Jeffrey Gorman also owns the most stock of any insider, holding 442,518 shares as of Dec. 31. Gorman-Rupp stock appears to be a favorite of some institutional investors and mutual funds, especially PowerShare Capital Management LLC and its PowerShares Water Resources Portfolio (AMEX:PHO). Last December, the company completed a 5-for-4 split and increased its dividend 4.2% to $0.10 per share payable quarterly.
The company has little in the way of outstanding debt, a rarity in corporate America. When it released its first-quarter results last month, Gorman-Rupp also announced a $52 million expansion project at one of its hometown buildings. CEO Gorman told The Mansfield News-Journal: “We believe in U.S. manufacturing.”

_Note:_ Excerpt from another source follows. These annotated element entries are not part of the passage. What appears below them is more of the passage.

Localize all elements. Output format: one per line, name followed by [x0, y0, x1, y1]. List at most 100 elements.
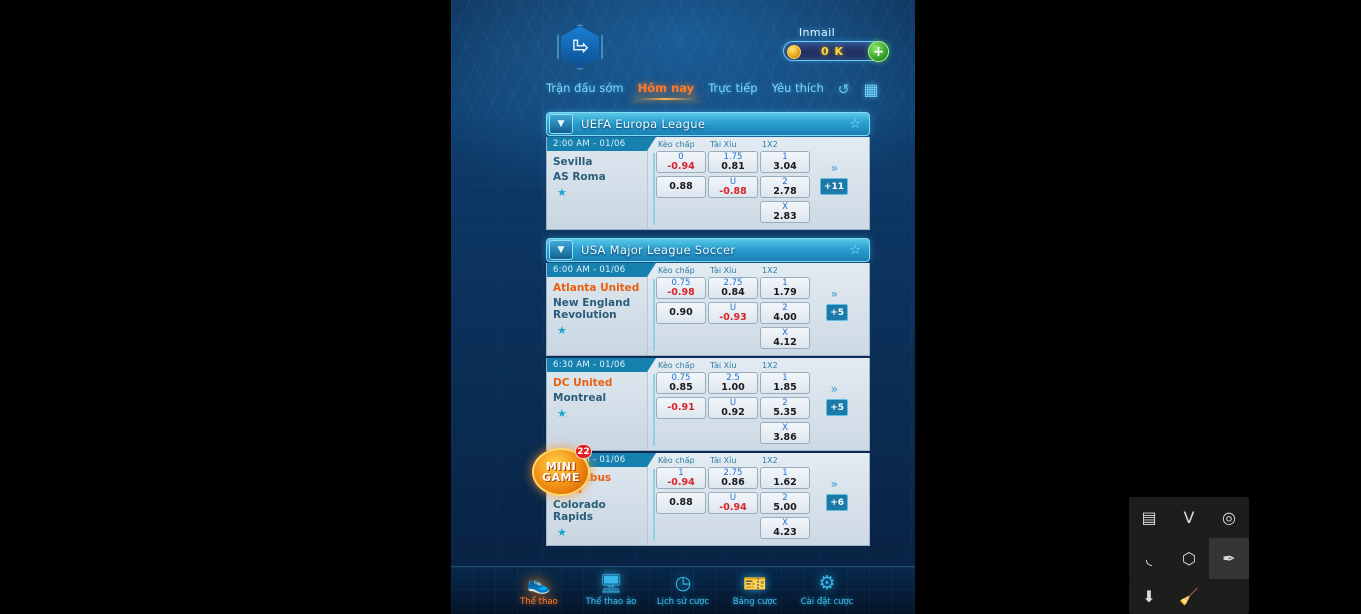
overunder-cell[interactable]: U 0.92	[708, 397, 758, 419]
onextwo-cell[interactable]: 2 2.78	[760, 176, 810, 198]
league-header[interactable]: ▼ UEFA Europa League ☆	[546, 112, 870, 136]
dock-item[interactable]: ◎	[1209, 497, 1249, 538]
balance-widget[interactable]: 0 K +	[783, 41, 889, 62]
away-team-name[interactable]: Colorado Rapids	[553, 499, 643, 523]
away-team-name[interactable]: AS Roma	[553, 171, 643, 183]
app-logo[interactable]: ⏎	[557, 24, 603, 70]
odd-value: -0.94	[667, 477, 695, 488]
desktop-dock-top[interactable]: ▤ V ◎ ◟ ⬡ ✒	[1129, 497, 1249, 579]
away-team-name[interactable]: New England Revolution	[553, 297, 643, 321]
tab-favorites[interactable]: Yêu thích	[772, 81, 824, 98]
handicap-cell[interactable]: -0.91	[656, 397, 706, 419]
handicap-column-header: Kèo chấp	[658, 456, 695, 465]
dock-item[interactable]: ⬡	[1169, 538, 1209, 579]
handicap-cell[interactable]: 0.75 -0.98	[656, 277, 706, 299]
expand-chevron-icon[interactable]: »	[831, 477, 838, 491]
dock-item	[1209, 579, 1249, 614]
match-favorite-star-icon[interactable]: ★	[547, 186, 647, 199]
overunder-cell[interactable]: 2.5 1.00	[708, 372, 758, 394]
away-team-name[interactable]: Montreal	[553, 392, 643, 404]
expand-chevron-icon[interactable]: »	[831, 161, 838, 175]
dock-item[interactable]: ⬇	[1129, 579, 1169, 614]
more-markets-count[interactable]: +5	[826, 304, 848, 321]
mini-game-badge[interactable]: 22 MINI GAME	[528, 444, 594, 496]
handicap-cell[interactable]: 0.75 0.85	[656, 372, 706, 394]
onextwo-cell[interactable]: 2 5.35	[760, 397, 810, 419]
dock-item[interactable]: V	[1169, 497, 1209, 538]
match-row[interactable]: 6:30 AM - 01/06 DC United Montreal ★ Kèo chấ…	[546, 358, 870, 451]
onextwo-cell[interactable]: 2 5.00	[760, 492, 810, 514]
handicap-column: Kèo chấp 1 -0.94 0.88	[656, 455, 706, 542]
nav-item-label: Bảng cược	[732, 597, 778, 607]
handicap-cell[interactable]: 1 -0.94	[656, 467, 706, 489]
match-time: 6:00 AM - 01/06	[547, 263, 656, 277]
handicap-cell[interactable]: 0.90	[656, 302, 706, 324]
dock-item[interactable]: 🧹	[1169, 579, 1209, 614]
nav-item-1[interactable]: 👟 Thể thao	[510, 570, 568, 608]
nav-item-2[interactable]: 🖥 Thể thao ảo	[582, 570, 640, 608]
handicap-cell[interactable]: 0.88	[656, 492, 706, 514]
match-favorite-star-icon[interactable]: ★	[547, 407, 647, 420]
overunder-cell[interactable]: U -0.88	[708, 176, 758, 198]
refresh-icon[interactable]: ↺	[838, 82, 850, 98]
league-favorite-star-icon[interactable]: ☆	[849, 117, 861, 132]
match-row[interactable]: 6:00 AM - 01/06 Atlanta United New England…	[546, 263, 870, 356]
more-markets-count[interactable]: +11	[819, 178, 848, 195]
nav-item-label: Thể thao ảo	[585, 597, 637, 607]
match-favorite-star-icon[interactable]: ★	[547, 526, 647, 539]
odd-value: 1.00	[721, 382, 745, 393]
more-markets: » +5	[812, 360, 848, 447]
overunder-cell[interactable]: U -0.94	[708, 492, 758, 514]
handicap-cell[interactable]: 0.88	[656, 176, 706, 198]
bet-slip-icon: 🎫	[743, 572, 767, 595]
onextwo-cell[interactable]: X 4.23	[760, 517, 810, 539]
deposit-plus-button[interactable]: +	[868, 41, 889, 62]
onextwo-cell[interactable]: 1 1.85	[760, 372, 810, 394]
onextwo-cell[interactable]: 2 4.00	[760, 302, 810, 324]
home-team-name[interactable]: Atlanta United	[553, 282, 643, 294]
match-favorite-star-icon[interactable]: ★	[547, 324, 647, 337]
handicap-column: Kèo chấp 0.75 0.85 -0.91	[656, 360, 706, 447]
tab-today[interactable]: Hôm nay	[631, 81, 700, 100]
league-header[interactable]: ▼ USA Major League Soccer ☆	[546, 238, 870, 262]
tab-live[interactable]: Trực tiếp	[708, 81, 757, 98]
league-collapse-caret-icon[interactable]: ▼	[549, 114, 573, 134]
overunder-cell[interactable]: U -0.93	[708, 302, 758, 324]
nav-item-3[interactable]: ◷ Lịch sử cược	[654, 570, 712, 607]
nav-item-5[interactable]: ⚙ Cài đặt cược	[798, 570, 856, 607]
handicap-cell[interactable]: 0 -0.94	[656, 151, 706, 173]
more-markets-count[interactable]: +6	[826, 494, 848, 511]
onextwo-cell[interactable]: X 4.12	[760, 327, 810, 349]
onextwo-cell[interactable]: 1 1.79	[760, 277, 810, 299]
handicap-column: Kèo chấp 0 -0.94 0.88	[656, 139, 706, 226]
expand-chevron-icon[interactable]: »	[831, 382, 838, 396]
expand-chevron-icon[interactable]: »	[831, 287, 838, 301]
dock-item[interactable]: ✒	[1209, 538, 1249, 579]
nav-item-4[interactable]: 🎫 Bảng cược	[726, 570, 784, 608]
match-row[interactable]: 7:00 AM - 01/06Columbus CrewColorado Rap…	[546, 453, 870, 546]
more-markets-count[interactable]: +5	[826, 399, 848, 416]
match-row[interactable]: 2:00 AM - 01/06 Sevilla AS Roma ★ Kèo chấp 0-…	[546, 137, 870, 230]
desktop-dock-bottom[interactable]: ⬇ 🧹	[1129, 579, 1249, 614]
league-collapse-caret-icon[interactable]: ▼	[549, 240, 573, 260]
match-list[interactable]: ▼ UEFA Europa League ☆ 2:00 AM - 01/06 Sevil…	[451, 104, 915, 566]
odd-value: -0.91	[667, 402, 695, 413]
home-team-name[interactable]: Sevilla	[553, 156, 643, 168]
purple-feather-icon: ✒	[1222, 549, 1236, 568]
dock-item[interactable]: ◟	[1129, 538, 1169, 579]
onextwo-cell[interactable]: X 3.86	[760, 422, 810, 444]
overunder-cell[interactable]: 2.75 0.84	[708, 277, 758, 299]
onextwo-cell[interactable]: 1 1.62	[760, 467, 810, 489]
odd-value: -0.98	[667, 287, 695, 298]
onextwo-cell[interactable]: 1 3.04	[760, 151, 810, 173]
overunder-cell[interactable]: 1.75 0.81	[708, 151, 758, 173]
overunder-cell[interactable]: 2.75 0.86	[708, 467, 758, 489]
calendar-icon[interactable]: ▦	[863, 80, 878, 99]
dock-item[interactable]: ▤	[1129, 497, 1169, 538]
more-markets: » +5	[812, 265, 848, 352]
tab-early-matches[interactable]: Trận đấu sớm	[546, 81, 624, 98]
onextwo-cell[interactable]: X 2.83	[760, 201, 810, 223]
blue-double-circle-icon: ◎	[1222, 508, 1236, 527]
home-team-name[interactable]: DC United	[553, 377, 643, 389]
league-favorite-star-icon[interactable]: ☆	[849, 243, 861, 258]
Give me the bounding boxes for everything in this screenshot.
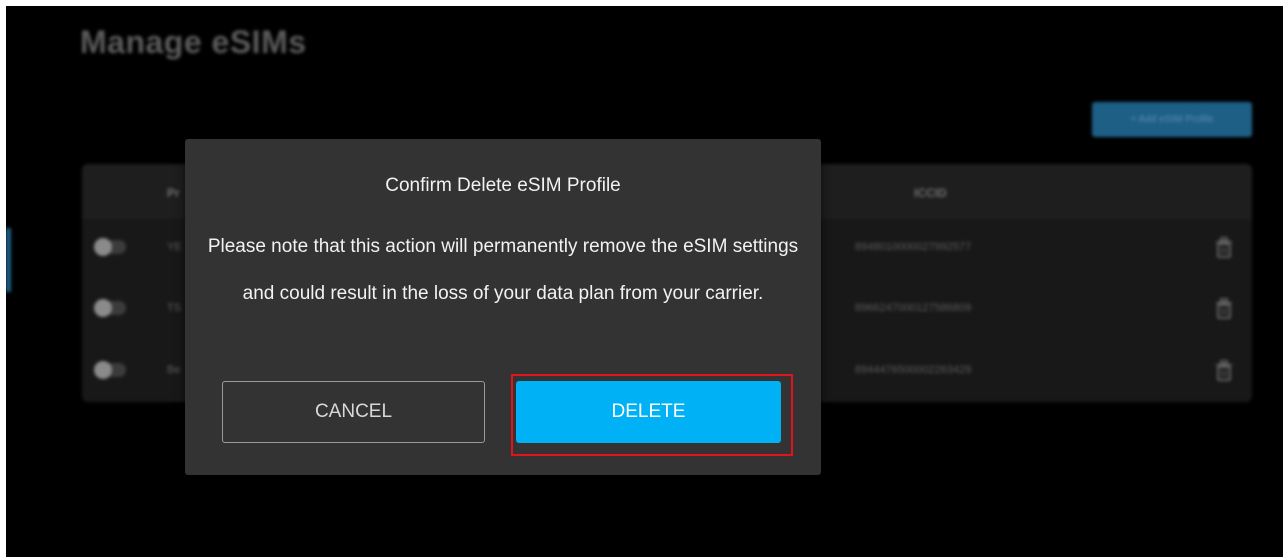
trash-icon[interactable]	[1215, 298, 1233, 320]
add-esim-profile-button[interactable]: + Add eSIM Profile	[1092, 102, 1252, 137]
profile-toggle[interactable]	[94, 238, 126, 256]
page-title: Manage eSIMs	[80, 24, 307, 60]
cancel-button[interactable]: CANCEL	[222, 381, 485, 443]
dialog-message: Please note that this action will perman…	[207, 236, 799, 304]
profile-iccid: 8944476500002263429	[855, 364, 972, 376]
delete-button[interactable]: DELETE	[516, 381, 781, 443]
app-screen: Manage eSIMs + Add eSIM Profile Pr ICCID…	[6, 6, 1283, 557]
trash-icon[interactable]	[1215, 237, 1233, 259]
profile-name: TS	[167, 302, 182, 314]
profile-name: Be	[167, 364, 181, 376]
profile-toggle[interactable]	[94, 361, 126, 379]
column-header-profile: Pr	[167, 186, 180, 200]
dialog-title: Confirm Delete eSIM Profile	[385, 175, 621, 196]
profile-toggle[interactable]	[94, 299, 126, 317]
trash-icon[interactable]	[1215, 360, 1233, 382]
confirm-delete-dialog: Confirm Delete eSIM Profile Please note …	[185, 139, 821, 475]
sidebar-accent	[6, 228, 11, 292]
profile-iccid: 8948010000027992577	[855, 241, 972, 253]
column-header-iccid: ICCID	[914, 186, 947, 200]
profile-name: YE	[167, 241, 182, 253]
profile-iccid: 8966247000127586809	[855, 302, 972, 314]
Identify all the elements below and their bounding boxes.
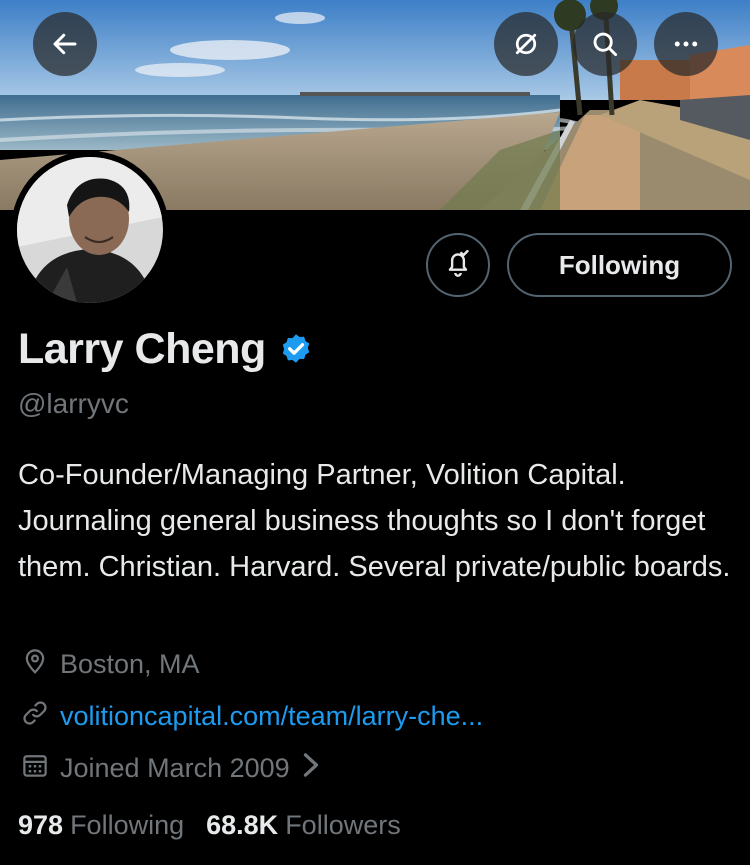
joined-text: Joined March 2009	[60, 753, 290, 783]
link-icon	[20, 698, 60, 735]
verified-badge-icon[interactable]	[278, 332, 314, 368]
followers-count: 68.8K	[206, 810, 279, 840]
bell-check-icon	[442, 247, 474, 284]
search-button[interactable]	[573, 12, 637, 76]
following-stat[interactable]: 978 Following	[18, 810, 184, 841]
arrow-left-icon	[50, 29, 80, 59]
profile-joined[interactable]: Joined March 2009	[20, 750, 332, 787]
back-button[interactable]	[33, 12, 97, 76]
profile-location: Boston, MA	[20, 646, 200, 683]
profile-handle: @larryvc	[18, 388, 129, 419]
location-pin-icon	[20, 646, 60, 683]
profile-bio: Co-Founder/Managing Partner, Volition Ca…	[18, 459, 731, 583]
following-button[interactable]: Following	[507, 233, 732, 297]
following-label: Following	[70, 810, 185, 840]
followers-stat[interactable]: 68.8K Followers	[206, 810, 401, 841]
profile-stats: 978 Following 68.8K Followers	[18, 810, 401, 841]
followers-label: Followers	[285, 810, 401, 840]
calendar-icon	[20, 750, 60, 787]
no-filter-icon	[511, 29, 541, 59]
no-filter-button[interactable]	[494, 12, 558, 76]
notifications-button[interactable]	[426, 233, 490, 297]
avatar[interactable]	[11, 151, 169, 309]
location-text: Boston, MA	[60, 649, 200, 679]
following-count: 978	[18, 810, 64, 840]
profile-name-row: Larry Cheng	[18, 325, 314, 374]
more-button[interactable]	[654, 12, 718, 76]
chevron-right-icon	[300, 752, 332, 785]
profile-name: Larry Cheng	[18, 325, 266, 373]
profile-website: volitioncapital.com/team/larry-che...	[20, 698, 483, 735]
more-icon	[671, 29, 701, 59]
search-icon	[590, 29, 620, 59]
website-link[interactable]: volitioncapital.com/team/larry-che...	[60, 701, 483, 732]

International growth might play a more important role in the company’s future, however. In April 2007, Gorman-Rupp International Co., a wholly owned subsidiary, acquired a 90% controlling interest in Wavo Pompen B.V. in The Netherlands, which was renamed Gorman-Rupp Europe B.V.
For the first quarter, Gorman-Rupp continued to pump out results that beat analysts’ expectations, crediting its international expansion. The company said net sales increased 9.4% to $81.4 million, while net income rose 40.5% to $7.2 million. Earnings per share increased to $0.43, compared with $0.30 in the first quarter of 2007. Consensus estimates were looking for $78.9 million in revenue and EPS of $0.37.
Similarly, Gorman-Rupp pumped out strong 2007 results, with full-year net sales rising 12.8% to $305.6 million, net income increasing 19.9% to $22.9 million, and earnings per share hitting a record $1.37, compared with $1.14 per share in 2006.
At the end of 2007, Gorman-Rupp had an order backlog totaling $116.4 million, a 6.3% increase from the year before. The company said its expects to ship nearly all the backlog this year.
The biggest question marks facing Gorman-Rupp are the wobbly U.S. economy, and whether the company can maintain the kind of growth it’s posted in recent years.
Analyst Ryan Connors of Boenning & Scattergood noted in an April 24 research report that, “Despite the positive (first-quarter) earnings report, Gorman-Rupp will likely face headwinds in key domestic end-markets as 2008 unfolds, and with the shares trading at a premium valuation versus peers, we maintain our ‘market perform’ rating.”
Among the accolades heaped on Gorman-Rupp in 2007, it was ranked for a second straight year in last October’s “200 Best Small Companies” list from Forbes, rising to 184th from 187th. It also was one of six companies recognized last year for workplace safety excellence by the state of Ohio.
For investors, Gorman-Rupp’s stock might offer a safe haven from the whipsawing behavior of the overall market, and one to add to a portfolio whenever it exhibits the slightest of price dips.